When preparing for the upcoming planting season, you may be wondering how long do seeds last? Are your old seeds still good? Here are a few tips for estimating how long your seeds will stay viable…
Seed-starting season is just a few weeks away, and you may be getting your indoor seed starting supplies in order and doing an inventory to see what seeds you need to order this year.
Whether you’ve saved your own seeds from last year’s crop of your favorite variety, or you have a basket of seeds you have purchased in previous years, you may be wondering how long your seeds will stay viable. It’s so disappointing to plant a bunch of seeds, tend to them for days or even weeks, and see only a few come up – or even worse, none at all. However, you may be pleasantly surprised to discover how long your seeds last when stored properly – many of them for years beyond their recommended use-by date.
Here are a few factors that will help determine how long your seeds will last, according to SuperSeeds.com:
- Age — All seeds are viable for at least a year, with many others viable for definitely two years. After that, the seeds germination rate may start to drop off. It’s not to say that these are not viable seeds that won’t grow into healthy plants. They will. You just may need to sow more seeds than you think, as all will not germinate. See this link for an easy way to test your seed’s viability.

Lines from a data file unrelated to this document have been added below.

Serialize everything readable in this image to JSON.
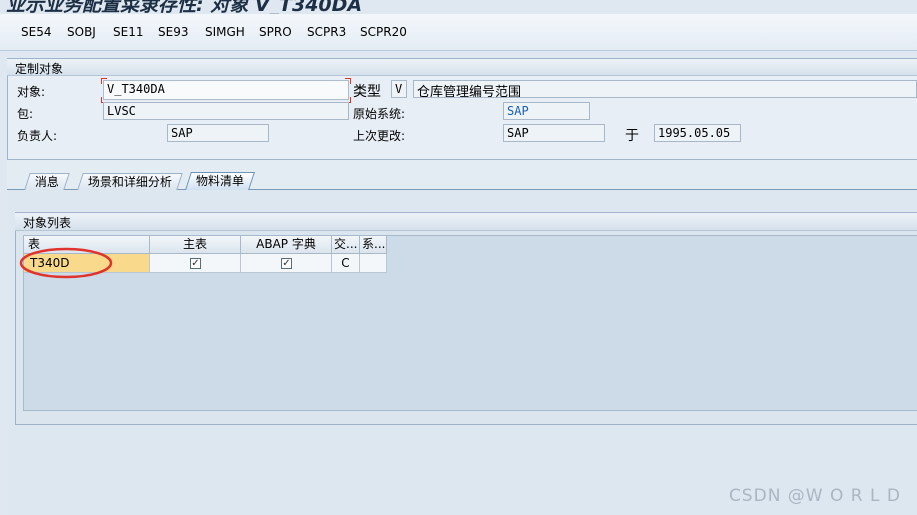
{
  "window": {
    "title": "业示业务配置菜隶存性: 对象 V_T340DA"
  },
  "toolbar": {
    "buttons": [
      "SE54",
      "SOBJ",
      "SE11",
      "SE93",
      "SIMGH",
      "SPRO",
      "SCPR3",
      "SCPR20"
    ]
  },
  "custom_object": {
    "title": "定制对象",
    "object_label": "对象:",
    "object_value": "V_T340DA",
    "type_label": "类型",
    "type_value": "V",
    "type_desc": "仓库管理编号范围",
    "package_label": "包:",
    "package_value": "LVSC",
    "orig_system_label": "原始系统:",
    "orig_system_value": "SAP",
    "owner_label": "负责人:",
    "owner_value": "SAP",
    "last_change_label": "上次更改:",
    "last_change_value": "SAP",
    "on_label": "于",
    "date_value": "1995.05.05"
  },
  "tabs": [
    {
      "label": "消息",
      "active": false
    },
    {
      "label": "场景和详细分析",
      "active": false
    },
    {
      "label": "物料清单",
      "active": true
    }
  ],
  "object_list": {
    "title": "对象列表",
    "columns": [
      "表",
      "主表",
      "ABAP 字典",
      "交...",
      "系..."
    ],
    "rows": [
      {
        "table": "T340D",
        "main_table": true,
        "abap_dict": true,
        "trans": "C",
        "sys": ""
      }
    ]
  },
  "watermark": "CSDN @W O R L D",
  "colors": {
    "highlight_cell": "#f9d98c",
    "annotation_circle": "#e0332b"
  }
}
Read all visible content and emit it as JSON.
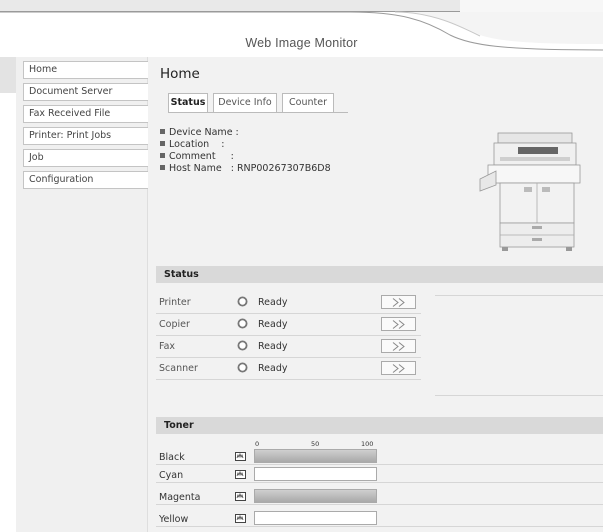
{
  "app_title": "Web Image Monitor",
  "sidebar": {
    "items": [
      {
        "label": "Home"
      },
      {
        "label": "Document Server"
      },
      {
        "label": "Fax Received File"
      },
      {
        "label": "Printer: Print Jobs"
      },
      {
        "label": "Job"
      },
      {
        "label": "Configuration"
      }
    ]
  },
  "main": {
    "title": "Home",
    "tabs": [
      {
        "label": "Status",
        "active": true
      },
      {
        "label": "Device Info",
        "active": false
      },
      {
        "label": "Counter",
        "active": false
      }
    ],
    "info": [
      {
        "text": "Device Name :"
      },
      {
        "text": "Location    :"
      },
      {
        "text": "Comment     :"
      },
      {
        "text": "Host Name   : RNP00267307B6D8"
      }
    ],
    "status_section": {
      "title": "Status",
      "rows": [
        {
          "label": "Printer",
          "value": "Ready",
          "icon": "ready-circle-icon"
        },
        {
          "label": "Copier",
          "value": "Ready",
          "icon": "ready-circle-icon"
        },
        {
          "label": "Fax",
          "value": "Ready",
          "icon": "ready-circle-icon"
        },
        {
          "label": "Scanner",
          "value": "Ready",
          "icon": "ready-circle-icon"
        }
      ]
    },
    "toner_section": {
      "title": "Toner",
      "scale": [
        "0",
        "50",
        "100"
      ],
      "rows": [
        {
          "label": "Black",
          "level": 100
        },
        {
          "label": "Cyan",
          "level": 0
        },
        {
          "label": "Magenta",
          "level": 100
        },
        {
          "label": "Yellow",
          "level": 0
        }
      ]
    }
  },
  "colors": {
    "sidebar_bg": "#f0f0f0",
    "main_bg": "#f2f2f2",
    "section_header_bg": "#d9d9d9",
    "toner_fill": "#b5b5b5"
  }
}
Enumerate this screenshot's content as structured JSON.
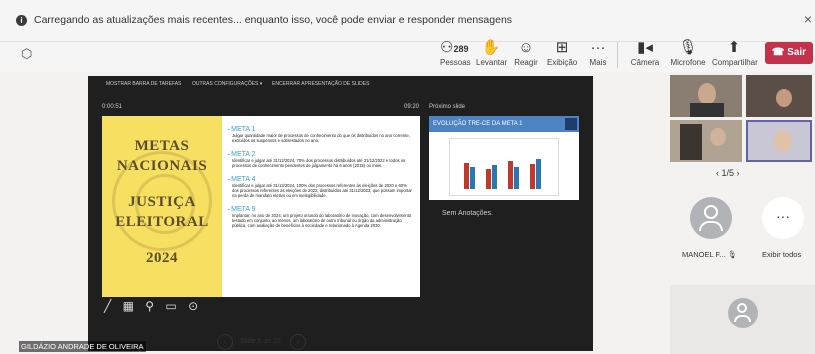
{
  "banner": {
    "message": "Carregando as atualizações mais recentes... enquanto isso, você pode enviar e responder mensagens",
    "close": "×"
  },
  "toolbar": {
    "people_count": "289",
    "people_label": "Pessoas",
    "raise_label": "Levantar",
    "react_label": "Reagir",
    "view_label": "Exibição",
    "more_label": "Mais",
    "camera_label": "Câmera",
    "mic_label": "Microfone",
    "share_label": "Compartilhar",
    "leave_label": "Sair"
  },
  "presenter": {
    "controls": [
      "MOSTRAR BARRA DE TAREFAS",
      "OUTRAS CONFIGURAÇÕES ▾",
      "ENCERRAR APRESENTAÇÃO DE SLIDES"
    ],
    "timer": "0:00:51",
    "clock": "09:20",
    "next_slide_label": "Próximo slide",
    "next_slide_title": "EVOLUÇÃO TRE-CE DA META 1",
    "notes": "Sem Anotações.",
    "slide_counter": "Slide 5 de 22",
    "presenter_name": "GILDÁZIO ANDRADE DE OLIVEIRA"
  },
  "slide": {
    "title_lines": [
      "METAS",
      "NACIONAIS",
      "JUSTIÇA",
      "ELEITORAL",
      "2024"
    ],
    "metas": [
      {
        "title": "META 1",
        "text": "Julgar quantidade maior de processos de conhecimento do que os distribuídos no ano corrente, excluídos os suspensos e sobrestados no ano."
      },
      {
        "title": "META 2",
        "text": "Identificar e julgar até 31/12/2024, 70% dos processos distribuídos até 31/12/2022 e todos os processos de conhecimento pendentes de julgamento há 6 anos (2018) ou mais."
      },
      {
        "title": "META 4",
        "text": "Identificar e julgar até 31/12/2024, 100% dos processos referentes às eleições de 2020 e 60% dos processos referentes às eleições de 2022, distribuídos até 31/12/2023, que possam importar na perda de mandato eletivo ou em inelegibilidade."
      },
      {
        "title": "META 9",
        "text": "Implantar, no ano de 2024, um projeto oriundo do laboratório de inovação, com desenvolvimento testado em conjunto, ao menos, um laboratório de outro tribunal ou órgão da administração pública, com avaliação de benefícios à sociedade e relacionado à Agenda 2030."
      }
    ]
  },
  "participants": {
    "page_indicator": "1/5",
    "p1_name": "MANOEL F...",
    "p2_label": "Exibir todos"
  },
  "colors": {
    "leave": "#c4314b",
    "accent": "#3fa0d4",
    "slide_bg": "#f7df62"
  }
}
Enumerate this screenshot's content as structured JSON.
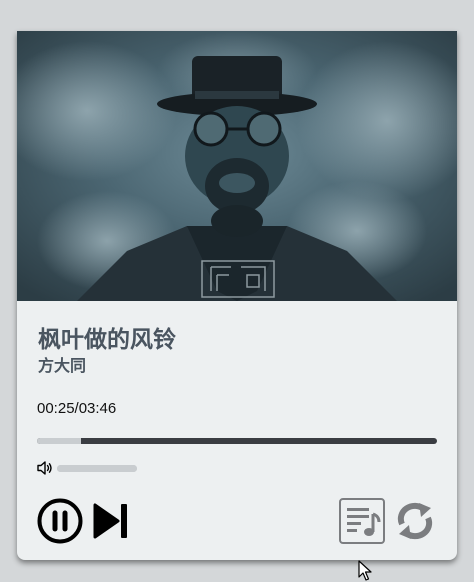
{
  "player": {
    "song_title": "枫叶做的风铃",
    "artist": "方大同",
    "current_time": "00:25",
    "duration": "03:46",
    "time_display": "00:25/03:46",
    "progress_fraction": 0.11,
    "volume_fraction": 1.0,
    "cover_art_watermark": "厄嗎"
  },
  "icons": {
    "volume": "speaker-icon",
    "pause": "pause-circle-icon",
    "next": "skip-next-icon",
    "playlist": "playlist-music-icon",
    "repeat": "repeat-icon"
  },
  "colors": {
    "card_background": "#edf0f1",
    "page_background": "#d4d7d9",
    "text_title": "#4a5560",
    "progress_track": "#3a3d42",
    "progress_played": "#c9cdd0",
    "control_dark": "#000000",
    "control_gray": "#7b7d80"
  }
}
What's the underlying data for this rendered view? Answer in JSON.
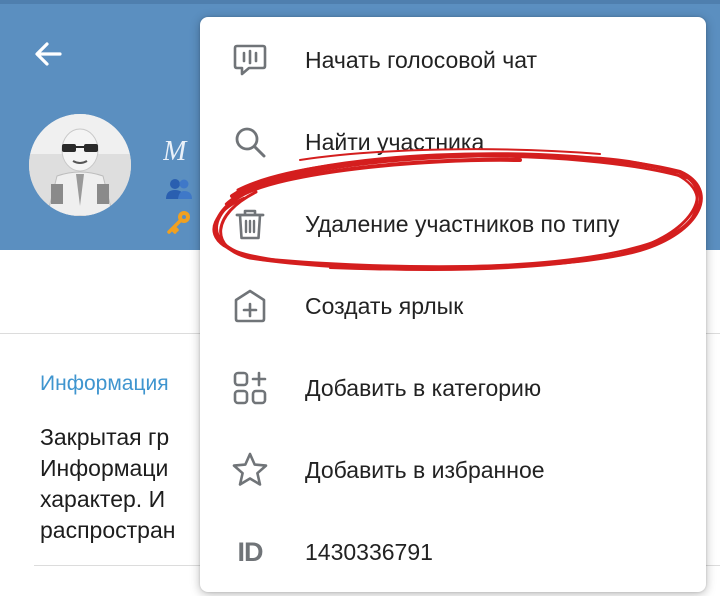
{
  "header": {
    "group_title": "М",
    "accent": "#5b8fc0"
  },
  "info": {
    "section_label": "Информация",
    "description_lines": [
      "Закрытая гр",
      "Информаци",
      "характер. И",
      "распростран"
    ]
  },
  "menu": {
    "items": [
      {
        "label": "Начать голосовой чат",
        "icon": "voice-chat-icon"
      },
      {
        "label": "Найти участника",
        "icon": "search-icon"
      },
      {
        "label": "Удаление участников по типу",
        "icon": "trash-icon"
      },
      {
        "label": "Создать ярлык",
        "icon": "add-shortcut-icon"
      },
      {
        "label": "Добавить в категорию",
        "icon": "add-category-icon"
      },
      {
        "label": "Добавить в избранное",
        "icon": "star-icon"
      },
      {
        "label": "1430336791",
        "icon": "id-icon",
        "icon_text": "ID"
      }
    ]
  },
  "annotation": {
    "color": "#d41e1e",
    "highlighted_item": "Удаление участников по типу"
  }
}
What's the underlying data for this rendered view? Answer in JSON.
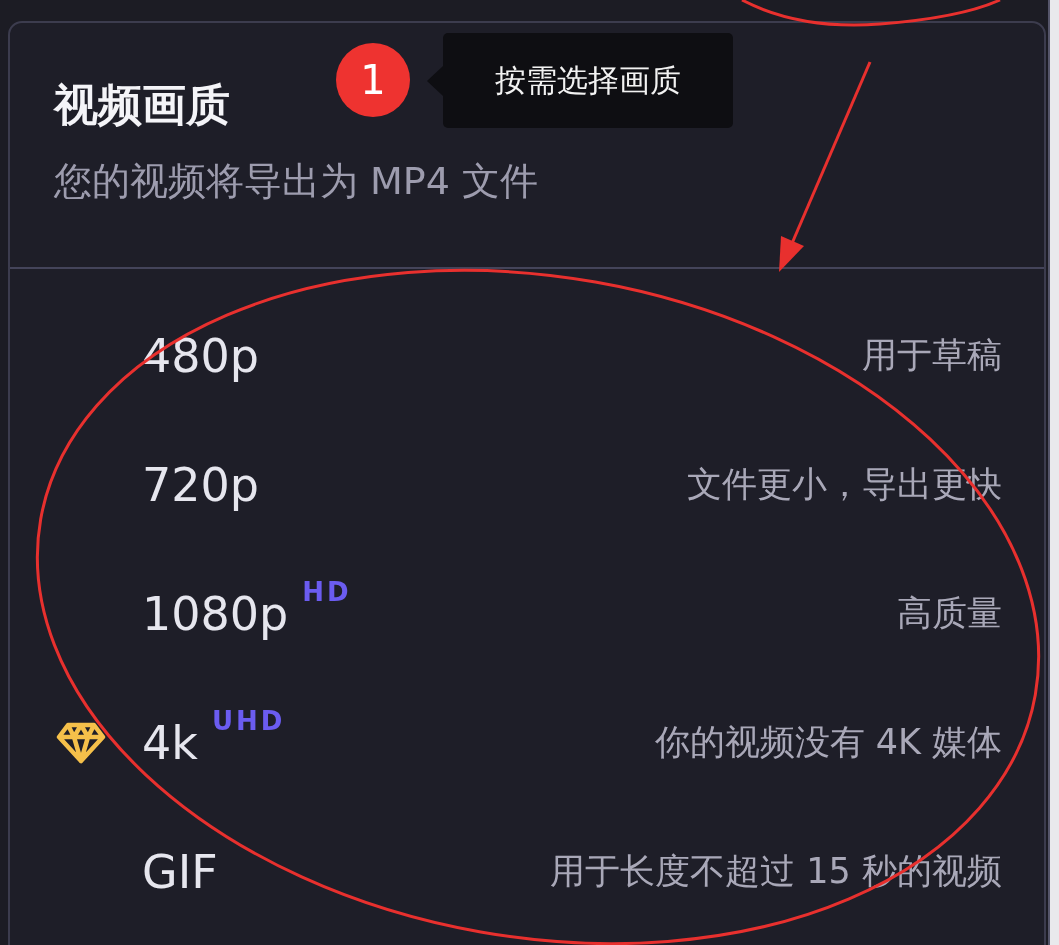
{
  "panel": {
    "title": "视频画质",
    "subtitle": "您的视频将导出为 MP4 文件"
  },
  "callout": {
    "number": "1",
    "tip": "按需选择画质"
  },
  "options": [
    {
      "label": "480p",
      "description": "用于草稿",
      "premium": false
    },
    {
      "label": "720p",
      "description": "文件更小，导出更快",
      "premium": false
    },
    {
      "label": "1080p",
      "badge": "HD",
      "description": "高质量",
      "premium": false
    },
    {
      "label": "4k",
      "badge": "UHD",
      "description": "你的视频没有 4K 媒体",
      "premium": true
    },
    {
      "label": "GIF",
      "description": "用于长度不超过 15 秒的视频",
      "premium": false
    }
  ]
}
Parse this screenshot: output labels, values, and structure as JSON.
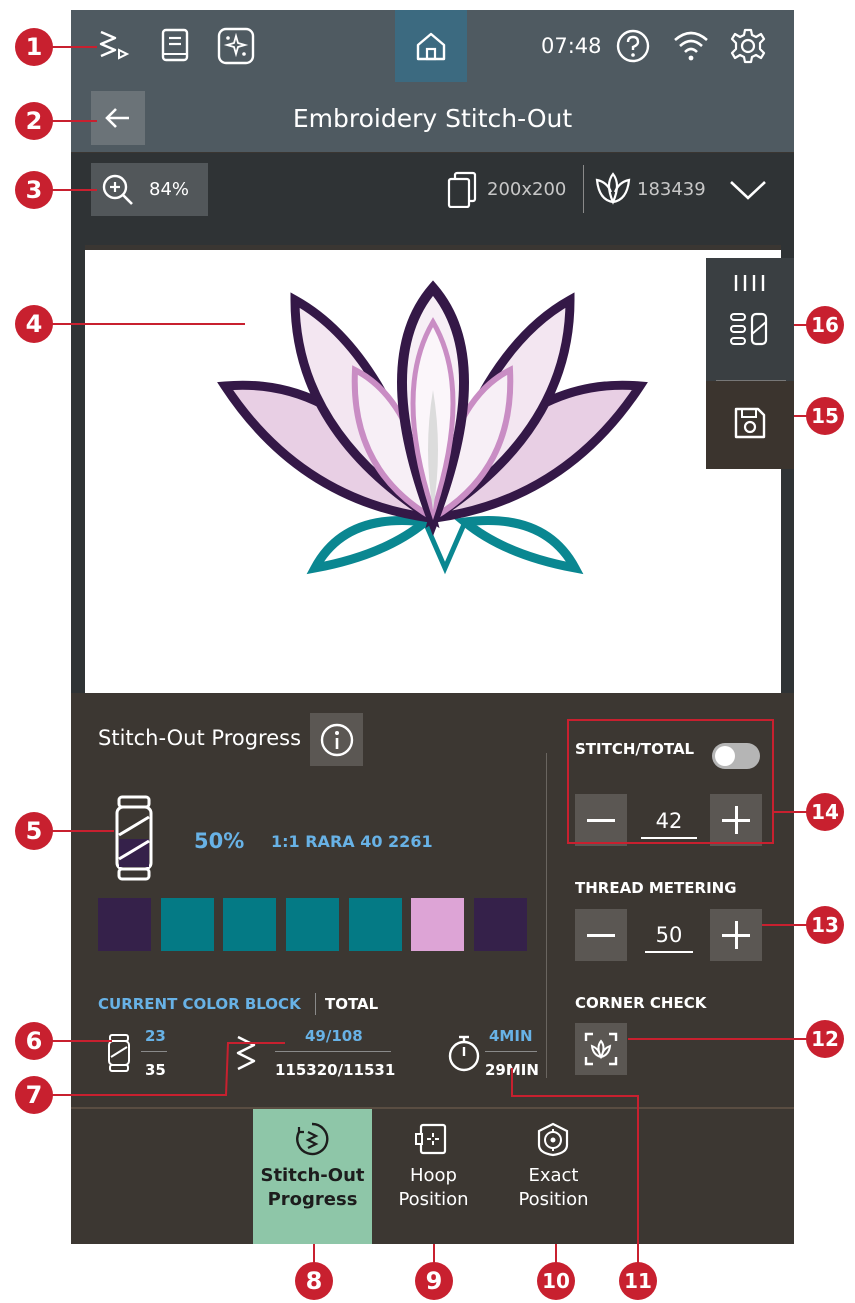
{
  "topbar": {
    "time": "07:48"
  },
  "titlebar": {
    "title": "Embroidery Stitch-Out"
  },
  "toolbar": {
    "zoom": "84%",
    "hoop": "200x200",
    "stitch_count": "183439"
  },
  "panel": {
    "heading": "Stitch-Out Progress",
    "percent": "50%",
    "thread": "1:1 RARA 40 2261",
    "swatches": [
      "#35214a",
      "#047a85",
      "#047a85",
      "#047a85",
      "#047a85",
      "#dda4d6",
      "#35214a"
    ],
    "legend_current": "CURRENT COLOR BLOCK",
    "legend_total": "TOTAL",
    "color_current": "23",
    "color_total": "35",
    "stitch_current": "49/108",
    "stitch_total": "115320/11531",
    "time_current": "4MIN",
    "time_total": "29MIN",
    "stitch_total_label": "STITCH/TOTAL",
    "stitch_step_value": "42",
    "thread_metering_label": "THREAD METERING",
    "thread_metering_value": "50",
    "corner_check_label": "CORNER CHECK"
  },
  "bottomnav": {
    "tabs": [
      {
        "line1": "Stitch-Out",
        "line2": "Progress",
        "active": true
      },
      {
        "line1": "Hoop",
        "line2": "Position",
        "active": false
      },
      {
        "line1": "Exact",
        "line2": "Position",
        "active": false
      }
    ]
  },
  "callouts": [
    "1",
    "2",
    "3",
    "4",
    "5",
    "6",
    "7",
    "8",
    "9",
    "10",
    "11",
    "12",
    "13",
    "14",
    "15",
    "16"
  ],
  "colors": {
    "accent_callout": "#c8202f",
    "active_tab": "#8ec6a8",
    "info_blue": "#68b2e6",
    "home_button": "#3c6a80"
  }
}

- Variety/Type of seed — Certain varieties of plants have a shorter seed life by nature and are best used within one year. Examples of some short-lived seeds are: asters, delphinium, leeks, onions, parsley, parsnip, and phlox. While other plants have quite a long shelf life, like: basil, beets, Brussels sprouts, cabbage, chard, cucumbers, kale, lettuce, pumpkin, radish, squash, tomatoes and zinnias. Even within the same vegetable, you may encounter different germination rates for different varieties. Pelleted seed is best used within one year, as the pelleting process can reduce the seed’s longevity.
- Storage — Now this is key! Saving your seed properly is the first step towards your best germination success for next growing season. Unused seeds should be stored in a cool, dry location (ideal temperature of 50ºF at 50 percent humidity). Any exposure to heat, sun, or humidity can greatly lessen the seed’s viability. For home gardeners, your best storage bet is to put your seeds in a sealed glass container (must be moisture-proof) and store in your freezer or refrigerator. You can even tuck some rice in the bottom of your seed jars to help wick away any potential moisture. Properly stored seed can outlive their estimated viability by many, many years. A quick note: when taking your seed jars out of the refrigerator, allow them to come to room temperature before opening. This helps keep any potential condensation from forming.
However, even if all of these conditions are optimal and your seeds are still technically viable, some types of vegetable seeds will have certain requirements in order to germinate properly. These include:
- Light — Some seeds need light to germinate, while others need dark.
- Pre-soaking and Scarification — Some seeds have tough outer seed coats that can make it tough for the seedling to break through. To soften that outer cover, you can presoak the seed overnight. You can also use sandpaper or a knife to gently scratch the seed coat, scarifying it, basically creating an opening for the seedling to emerge through.
- Cold Treatment — Some seeds need to be exposed to a period of cold prior to being able to germinate. How cold and for how long all depends on the plant, but most can just be placed in the refrigerator for a few weeks prior to sowing.
If you’re not sure whether your seeds are still good or not, take a few and perform a germination test just to make sure before you sow a bunch of them – especially if your seeds are a bit older.
You can also visit SuperSeeds.com for a handy list showing the approximate life span of a number of flower, vegetable, and herb seeds – when stored properly. Keep in mind that these are just estimates, and your seeds may last longer or shorter than the time frames shown. (I’ve had corn and okra seeds stay good for at least 4 years, for example, but my pepper seeds never seem to keep beyond 3.) Be sure to perform a germination test on seeds you are unsure of before planting.